The History of Football Tactics, Orion, 2008, 356p.
This book does exactly what it sets out to, describing the evolution of football tactics from their formless beginnings when everybody on the pitch, apart from the goalkeeper, dribbled towards the opponents’ goal with team mates “backing up” in case the ball was lost, through the invention of passing (or, as it was delightfully phrased, combination play; I like that, let’s bring it back) in Scotland, the first real formation of 2-3-5 – one of whose pioneers was my beloved Dumbarton – mentioned on page 23 but not, alas, in the index – in winning their sole Scottish Cup in 1800 and long time ago, 1883 to be precise: its gradual stalemating till the offside law was changed in the 1920s to allow only two defenders between ball and goal line which in turn led to the withdrawal of the centre half into the back line of a 3-2-5 and the “classic” three defender, two half back, two inside forward, plus centre forward line-up of the W-M or W-W. The later adaptations of this formation (in some cases, as in Great Britain, very much later) via the diagonal, through the deep lying centre forward, 4-2-4, 4-4-2, 4-3-3 and 3-5-2, by which time the pyramid of the book’s title had been inverted, leading on to 4-5-1, even 4-6-0, plus the variations of all of these and the pressing game, are given their place and their innovators due recognition.
In particular the histories of football in various countries, Brazil, Argentina, Italy, Austria, Hungary, the USSR, the Netherlands, England, even a foray into the Scandinavian experience, and the life histories of the various coaches concerned, are admirably laid out as is the tension between attack and defence, creativity and negativity, craft and effort. Through it all the importance of system is a given. A well-organised and drilled side will always beat a disorganised one, or one following too rigid a previous template, provided the system is understood and adhered to.
The tendency for any innovations to be imitated at first mainly in a defensive sense is noted and in passing the notions of Charles Reep and Charles Hughes of direct football being particularly effective is knocked on the head, even on statistical grounds. In some cases it can be, as can any system, but against good players who can keep possession directness will fall down.
Whether football’s evolution has ended is a moot point but in the modern world with global TV coverage and worldwide scouting it is unlikely any team will be able to spring a truly revolutionary tactical surprise. But then again before that offside law alteration there had been little or no tactical change for around thirty years. In Britain, the W-M then held sway for another forty or so.

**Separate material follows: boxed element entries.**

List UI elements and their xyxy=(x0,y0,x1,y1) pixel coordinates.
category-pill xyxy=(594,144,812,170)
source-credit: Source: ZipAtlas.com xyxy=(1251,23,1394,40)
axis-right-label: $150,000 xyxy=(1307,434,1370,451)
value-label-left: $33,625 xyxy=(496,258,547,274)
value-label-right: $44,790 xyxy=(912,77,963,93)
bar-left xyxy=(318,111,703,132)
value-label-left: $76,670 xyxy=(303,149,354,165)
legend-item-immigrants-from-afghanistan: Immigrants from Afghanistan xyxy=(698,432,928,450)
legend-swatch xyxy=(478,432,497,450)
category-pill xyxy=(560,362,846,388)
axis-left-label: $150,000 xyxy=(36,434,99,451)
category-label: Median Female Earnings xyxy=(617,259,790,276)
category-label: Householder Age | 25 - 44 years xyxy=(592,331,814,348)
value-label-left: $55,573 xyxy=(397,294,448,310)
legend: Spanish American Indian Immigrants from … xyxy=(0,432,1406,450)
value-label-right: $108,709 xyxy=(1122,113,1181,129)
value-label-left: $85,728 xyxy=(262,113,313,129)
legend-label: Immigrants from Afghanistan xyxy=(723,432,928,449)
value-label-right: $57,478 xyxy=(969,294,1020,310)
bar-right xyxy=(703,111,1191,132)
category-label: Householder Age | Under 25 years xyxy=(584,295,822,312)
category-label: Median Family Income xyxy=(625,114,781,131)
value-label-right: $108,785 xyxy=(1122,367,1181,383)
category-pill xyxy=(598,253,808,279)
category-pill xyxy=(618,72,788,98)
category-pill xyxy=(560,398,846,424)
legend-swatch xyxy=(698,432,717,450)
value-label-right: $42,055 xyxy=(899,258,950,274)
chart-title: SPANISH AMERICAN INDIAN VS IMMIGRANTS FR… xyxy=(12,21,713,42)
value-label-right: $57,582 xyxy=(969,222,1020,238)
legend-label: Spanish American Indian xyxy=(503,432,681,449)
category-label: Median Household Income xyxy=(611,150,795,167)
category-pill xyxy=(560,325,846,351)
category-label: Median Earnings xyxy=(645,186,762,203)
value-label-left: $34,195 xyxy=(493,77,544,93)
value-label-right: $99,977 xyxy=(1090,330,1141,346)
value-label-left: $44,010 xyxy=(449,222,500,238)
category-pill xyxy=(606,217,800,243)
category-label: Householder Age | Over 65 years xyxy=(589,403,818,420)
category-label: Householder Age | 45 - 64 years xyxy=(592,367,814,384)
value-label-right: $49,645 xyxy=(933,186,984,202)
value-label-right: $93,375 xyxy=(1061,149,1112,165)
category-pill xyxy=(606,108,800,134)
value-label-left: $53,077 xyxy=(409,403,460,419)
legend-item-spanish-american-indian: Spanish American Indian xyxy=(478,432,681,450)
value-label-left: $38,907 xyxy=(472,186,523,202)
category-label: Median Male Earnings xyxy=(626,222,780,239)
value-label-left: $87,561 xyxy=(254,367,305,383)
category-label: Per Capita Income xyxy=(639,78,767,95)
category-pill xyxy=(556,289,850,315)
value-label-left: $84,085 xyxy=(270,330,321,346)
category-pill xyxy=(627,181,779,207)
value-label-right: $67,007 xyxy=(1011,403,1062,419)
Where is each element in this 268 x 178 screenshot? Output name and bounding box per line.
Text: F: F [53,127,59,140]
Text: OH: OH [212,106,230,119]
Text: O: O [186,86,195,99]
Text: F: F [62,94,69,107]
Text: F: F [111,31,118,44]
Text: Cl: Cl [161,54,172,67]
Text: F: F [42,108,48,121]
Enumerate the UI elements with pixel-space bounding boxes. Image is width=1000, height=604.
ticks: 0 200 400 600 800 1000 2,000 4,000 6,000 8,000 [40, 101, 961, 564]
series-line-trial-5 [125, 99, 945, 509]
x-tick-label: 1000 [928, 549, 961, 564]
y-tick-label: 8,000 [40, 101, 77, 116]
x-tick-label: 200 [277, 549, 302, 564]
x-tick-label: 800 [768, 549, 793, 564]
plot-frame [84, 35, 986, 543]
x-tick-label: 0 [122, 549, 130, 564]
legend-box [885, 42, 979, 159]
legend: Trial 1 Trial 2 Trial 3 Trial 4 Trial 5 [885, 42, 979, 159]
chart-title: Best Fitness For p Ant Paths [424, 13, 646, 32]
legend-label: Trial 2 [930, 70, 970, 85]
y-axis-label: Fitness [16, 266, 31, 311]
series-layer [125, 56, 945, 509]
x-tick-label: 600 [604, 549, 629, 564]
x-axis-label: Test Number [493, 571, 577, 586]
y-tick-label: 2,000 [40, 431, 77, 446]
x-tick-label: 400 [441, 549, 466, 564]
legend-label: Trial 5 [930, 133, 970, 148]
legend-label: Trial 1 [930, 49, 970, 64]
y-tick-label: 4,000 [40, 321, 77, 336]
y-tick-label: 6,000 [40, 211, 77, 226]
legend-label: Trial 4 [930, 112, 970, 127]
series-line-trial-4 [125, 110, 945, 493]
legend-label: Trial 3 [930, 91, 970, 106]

But the centre half disappeared as a half back, wingers disappeared, full backs became wing backs, wing halves and inside forwards turned into central defenders or midfielders, who evolved into holding players or playmakers; and the playmaker has all but disappeared. The centre forward may go the same way. (I would say that, arguably, with Barcelona, he already has. Messi is not a centre forward, Villa and Pedro tend not to play up the middle.)
In modern football flexibility within a system is a key ingredient, and fluidity. Modern players at the top level are no longer specialists in the way they were. Everyone is an attacker and defender at the same time. (However some will always remain more gifted and more general than others. At the level I watch football the demarcation of roles is still pronounced. I doubt that will change soon.) Football is actually a game played with space – or denying it – and not really with the ball. But, as Barcelona demonstrate, possession, keeping it and regaining it, certainly helps.
The book has occasional infelicities of the sprung for sprang type and a few typos but for all those interested in football and how it came to be the way it is this is a wonderful, informative and illuminating read. I thank my younger son for lending it to me.